By Lindsey Ziliak Kokomo Tribune
---- — Editor's note: Ethan Heicher's title has been corrected.
Sister Helen Prejean’s soft-spoken words floated across Alumni Hall at Ivy Tech Community College Kokomo Wednesday morning.
“‘Love your neighbor as yourself,’ Jesus said, and as a beginner nun I tried earnestly to love my neighbor: the children I taught, their parents, my fellow teachers, my fellow nuns,” she said. “But for a long time, the circle of my loving care was small and, for the most part, included only white, middle-class people like me. But one day I woke up to Jesus’ deeper challenge to love the outcast, the criminal, the underdog. So I packed my stuff and moved into a noisy, violent housing project in an African-American neighborhood in New Orleans. … I changed from being a nun who only prayed for the suffering world to a nun with my sleeves rolled up, living my prayer.”
Award-winning radio producer Dan Gediman stopped the audio recording he’d been playing for Ivy Tech students, faculty and staff. And for a moment, Alumni Hall fell silent.
In the past eight years, 150,000 people from more than 100 countries have submitted essays to Gediman for the “This I Believe” project. Prejean’s might be his favorite.
Not only does Prejean examine what she believes, she also takes a look at whether she is living those beliefs, he told the students.
Gediman said that’s the whole point of the project.
Edward R. Murrow launched the “This I Believe” radio program in 1951 at a time when people were scared and confused.

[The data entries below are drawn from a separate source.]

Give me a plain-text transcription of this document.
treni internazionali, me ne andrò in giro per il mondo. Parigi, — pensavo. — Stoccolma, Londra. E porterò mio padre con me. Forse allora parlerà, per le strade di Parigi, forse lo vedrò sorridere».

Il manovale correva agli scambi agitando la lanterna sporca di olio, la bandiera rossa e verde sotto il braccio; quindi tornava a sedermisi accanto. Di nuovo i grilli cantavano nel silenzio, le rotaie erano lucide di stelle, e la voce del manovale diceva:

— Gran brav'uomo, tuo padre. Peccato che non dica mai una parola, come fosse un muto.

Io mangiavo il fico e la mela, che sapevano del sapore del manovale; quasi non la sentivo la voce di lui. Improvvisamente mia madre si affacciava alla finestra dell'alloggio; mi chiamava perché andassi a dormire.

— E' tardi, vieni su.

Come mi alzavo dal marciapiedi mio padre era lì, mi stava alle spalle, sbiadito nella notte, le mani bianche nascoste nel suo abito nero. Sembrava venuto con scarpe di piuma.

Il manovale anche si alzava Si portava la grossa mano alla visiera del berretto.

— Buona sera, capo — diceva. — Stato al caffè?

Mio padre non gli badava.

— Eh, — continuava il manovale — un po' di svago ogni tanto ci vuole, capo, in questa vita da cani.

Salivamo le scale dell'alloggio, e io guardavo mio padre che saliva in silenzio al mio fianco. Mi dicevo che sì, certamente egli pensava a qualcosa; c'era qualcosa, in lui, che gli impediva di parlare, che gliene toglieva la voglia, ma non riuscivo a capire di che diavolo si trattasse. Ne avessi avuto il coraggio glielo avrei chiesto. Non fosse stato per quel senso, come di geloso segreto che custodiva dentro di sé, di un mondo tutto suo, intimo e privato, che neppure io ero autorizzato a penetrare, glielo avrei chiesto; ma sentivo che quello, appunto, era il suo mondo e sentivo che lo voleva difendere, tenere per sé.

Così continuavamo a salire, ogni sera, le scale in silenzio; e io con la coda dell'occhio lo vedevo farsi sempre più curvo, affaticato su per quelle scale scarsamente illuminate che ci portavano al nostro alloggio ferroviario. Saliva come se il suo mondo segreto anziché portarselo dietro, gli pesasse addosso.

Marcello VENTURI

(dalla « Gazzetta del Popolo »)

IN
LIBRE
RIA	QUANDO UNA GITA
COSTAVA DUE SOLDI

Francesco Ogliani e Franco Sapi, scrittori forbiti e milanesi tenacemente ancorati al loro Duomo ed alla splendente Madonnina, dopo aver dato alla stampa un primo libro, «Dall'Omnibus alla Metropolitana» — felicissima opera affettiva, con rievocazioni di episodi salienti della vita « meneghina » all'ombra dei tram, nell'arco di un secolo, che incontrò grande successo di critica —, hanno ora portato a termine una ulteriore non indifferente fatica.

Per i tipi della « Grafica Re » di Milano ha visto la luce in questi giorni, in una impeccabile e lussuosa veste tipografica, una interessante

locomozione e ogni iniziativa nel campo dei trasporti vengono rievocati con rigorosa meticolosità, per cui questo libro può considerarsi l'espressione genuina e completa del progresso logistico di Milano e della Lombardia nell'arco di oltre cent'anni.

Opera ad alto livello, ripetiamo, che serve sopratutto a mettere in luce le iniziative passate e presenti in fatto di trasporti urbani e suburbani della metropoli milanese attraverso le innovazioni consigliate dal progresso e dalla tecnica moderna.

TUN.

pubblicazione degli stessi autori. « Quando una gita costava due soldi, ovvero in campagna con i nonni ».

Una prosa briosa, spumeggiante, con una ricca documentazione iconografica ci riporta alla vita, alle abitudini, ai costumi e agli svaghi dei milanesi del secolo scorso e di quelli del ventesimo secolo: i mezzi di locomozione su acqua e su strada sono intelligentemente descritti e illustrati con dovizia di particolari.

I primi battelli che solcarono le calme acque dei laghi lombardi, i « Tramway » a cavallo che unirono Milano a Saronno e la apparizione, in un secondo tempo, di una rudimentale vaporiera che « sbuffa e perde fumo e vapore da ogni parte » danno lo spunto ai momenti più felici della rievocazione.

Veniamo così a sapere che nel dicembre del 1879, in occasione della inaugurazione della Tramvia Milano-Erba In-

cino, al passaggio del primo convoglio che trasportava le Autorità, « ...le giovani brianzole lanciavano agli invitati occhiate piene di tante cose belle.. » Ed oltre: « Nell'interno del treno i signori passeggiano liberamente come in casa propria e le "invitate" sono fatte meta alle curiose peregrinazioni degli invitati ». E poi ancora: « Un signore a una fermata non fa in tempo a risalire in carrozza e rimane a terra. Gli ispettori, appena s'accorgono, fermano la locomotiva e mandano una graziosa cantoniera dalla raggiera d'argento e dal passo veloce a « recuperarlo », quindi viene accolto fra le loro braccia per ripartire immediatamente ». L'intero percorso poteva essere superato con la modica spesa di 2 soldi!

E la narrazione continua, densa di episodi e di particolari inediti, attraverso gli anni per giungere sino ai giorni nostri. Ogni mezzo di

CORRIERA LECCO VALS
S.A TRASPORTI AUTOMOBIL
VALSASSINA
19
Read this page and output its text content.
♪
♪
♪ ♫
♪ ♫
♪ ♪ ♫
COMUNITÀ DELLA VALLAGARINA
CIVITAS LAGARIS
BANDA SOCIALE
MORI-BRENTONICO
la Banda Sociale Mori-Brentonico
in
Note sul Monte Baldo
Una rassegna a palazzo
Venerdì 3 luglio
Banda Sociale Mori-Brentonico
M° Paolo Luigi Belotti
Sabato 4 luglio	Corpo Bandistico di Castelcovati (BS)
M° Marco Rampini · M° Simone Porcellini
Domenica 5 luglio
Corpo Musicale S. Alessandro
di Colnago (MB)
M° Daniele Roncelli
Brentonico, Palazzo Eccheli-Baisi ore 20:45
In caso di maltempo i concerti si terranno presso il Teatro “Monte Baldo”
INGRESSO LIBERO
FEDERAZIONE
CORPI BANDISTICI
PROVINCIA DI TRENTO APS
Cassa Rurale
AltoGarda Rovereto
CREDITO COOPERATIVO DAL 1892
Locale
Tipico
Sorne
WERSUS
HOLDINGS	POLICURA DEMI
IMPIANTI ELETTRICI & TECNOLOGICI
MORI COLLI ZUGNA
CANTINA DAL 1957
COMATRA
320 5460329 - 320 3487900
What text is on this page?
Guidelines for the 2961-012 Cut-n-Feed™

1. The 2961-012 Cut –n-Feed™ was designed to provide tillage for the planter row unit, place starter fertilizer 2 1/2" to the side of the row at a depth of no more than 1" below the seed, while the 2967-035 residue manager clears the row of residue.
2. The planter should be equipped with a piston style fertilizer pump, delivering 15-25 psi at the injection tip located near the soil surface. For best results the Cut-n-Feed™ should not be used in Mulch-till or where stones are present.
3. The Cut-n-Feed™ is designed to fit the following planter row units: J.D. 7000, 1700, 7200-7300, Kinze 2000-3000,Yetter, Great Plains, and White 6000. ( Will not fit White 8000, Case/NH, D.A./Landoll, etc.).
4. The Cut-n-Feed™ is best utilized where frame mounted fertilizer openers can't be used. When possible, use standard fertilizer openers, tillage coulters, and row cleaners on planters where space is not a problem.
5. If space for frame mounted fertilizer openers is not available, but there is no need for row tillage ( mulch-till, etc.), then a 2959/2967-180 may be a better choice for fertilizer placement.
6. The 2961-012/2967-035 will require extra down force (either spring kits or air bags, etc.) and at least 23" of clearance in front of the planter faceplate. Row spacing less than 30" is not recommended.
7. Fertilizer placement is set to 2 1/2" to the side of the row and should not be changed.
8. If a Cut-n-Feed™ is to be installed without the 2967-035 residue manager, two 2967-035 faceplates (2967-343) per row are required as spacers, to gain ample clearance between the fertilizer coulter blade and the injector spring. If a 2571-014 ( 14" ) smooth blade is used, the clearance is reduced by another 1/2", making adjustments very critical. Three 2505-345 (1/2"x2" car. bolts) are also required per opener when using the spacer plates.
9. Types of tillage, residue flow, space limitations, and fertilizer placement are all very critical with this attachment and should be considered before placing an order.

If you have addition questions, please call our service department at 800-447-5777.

“We hardly need to be reminded that we are living in an age of confusion,” Murrow said during the program’s first broadcast. “A lot of us have traded in our beliefs for bitterness and cynicism, or for a heavy package of despair, or even a quivering portion of hysteria. Opinions can be picked up cheap in the marketplace, while such commodities as courage and fortitude and faith are in alarmingly short supply.”
His radio program ended in the mid-1950s.
Fifty years later, Gediman resurrected it. He initially hoped some new belief essays would air on the radio once a week for at least a year.
The program became wildly popular, though. People in China and Egypt and all around the globe listen to the weekly series via podcast.
Now, Ivy Tech Kokomo region is joining the movement.
Students throughout the region are reading “This I Believe II” as part of a campus-wide initiative to incorporate a common book into all classes and programs.
It’s really taken off, said Ethan Heicher, assistant vice chancellor of academic affairs for the region. Faculty teaching health classes have especially embraced it, he said.
This semester, students are reading the book and discussing its essays in class. Next semester, they’ll start talking about their own core beliefs and writing their own essays, Heicher said.
Students will submit them to Gediman’s This I Believe Inc. in hopes that some of them will be published someday. The nonprofit is considering publishing a “This I Believe Indiana” since it’s had so many submissions from the Hoosier state, Gediman said.
But that’s not the real goal of the project, Heicher said. He wants this book to bring students together.
“There was a real need to build a sense of community here,” he said. “When they meet in the commons, when they meet outside of class, they’ll have something to talk about.”
Heicher said the program has been used on college campuses throughout the country, both in academics and in student life initiatives.
“This is a really good way to let people get to know each other on a deeper level,” he said.